Taxonomy-based prompt engineering to generate synthetic drug-related patient portal messages
Issued Date
2024-12-01
Resource Type
ISSN
15320464
Scopus ID
2-s2.0-85211075327
Journal Title
Journal of Biomedical Informatics
Volume
160
Rights Holder(s)
SCOPUS
Bibliographic Citation
Journal of Biomedical Informatics Vol.160 (2024)
Suggested Citation
Wang N., Treewaree S., Zirikly A., Lu Y.L., Nguyen M.H., Agarwal B., Shah J., Stevenson J.M., Taylor C.O. Taxonomy-based prompt engineering to generate synthetic drug-related patient portal messages. Journal of Biomedical Informatics Vol.160 (2024). doi:10.1016/j.jbi.2024.104752 Retrieved from: https://repository.li.mahidol.ac.th/handle/123456789/102348
Title
Taxonomy-based prompt engineering to generate synthetic drug-related patient portal messages
Corresponding Author(s)
Other Contributor(s)
Abstract
Objective: The objectives of this study were to: (1) create a corpus of synthetic drug-related patient portal messages to address the current lack of publicly available datasets for model development, (2) assess differences in language used and linguistics among the synthetic patient portal messages, and (3) assess the accuracy of patient-reported drug side effects for different racial groups. Methods: We leveraged a taxonomy for patient- and clinician-generated content to guide prompt engineering for synthetic drug-related patient portal messages.
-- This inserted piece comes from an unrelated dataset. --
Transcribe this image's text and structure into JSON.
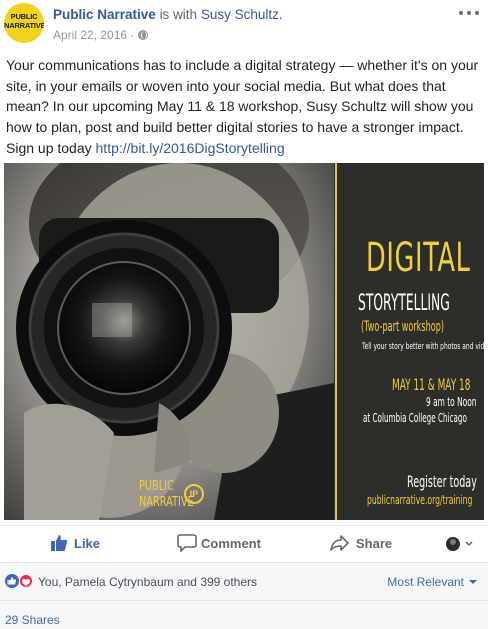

We generated two groups of messages: the first group (200 messages) used a subset of the taxonomy relevant to a broad range of drug-related messages and the second group (250 messages) used a subset of the taxonomy relevant to a narrow range of messages focused on side effects. Prompts also include one of five racial groups. Next, we assessed linguistic characteristics among message parts (subject, beginning, body, ending) across different prompt specifications (urgency, patient portal taxa, race). We also assessed the performance and frequency of patient-reported side effects across different racial groups and compared to data present in a real world data source (SIDER). Results: The study generated 450 synthetic patient portal messages, and we assessed linguistic patterns, accuracy of drug-side effect pairs, frequency of pairs compared to real world data. Linguistic analysis revealed variations in language usage and politeness and analysis of positive predictive values identified differences in symptoms reported based on urgency levels and racial groups in the prompt. We also found that low incident SIDER drug-side effect pairs were observed less frequently in our dataset. Conclusion: This study demonstrates the potential of synthetic patient portal messages as a valuable resource for healthcare research. After creating a corpus of synthetic drug-related patient portal messages, we identified significant language differences and provided evidence that drug-side effect pairs observed in messages are comparable to what is expected in real world settings.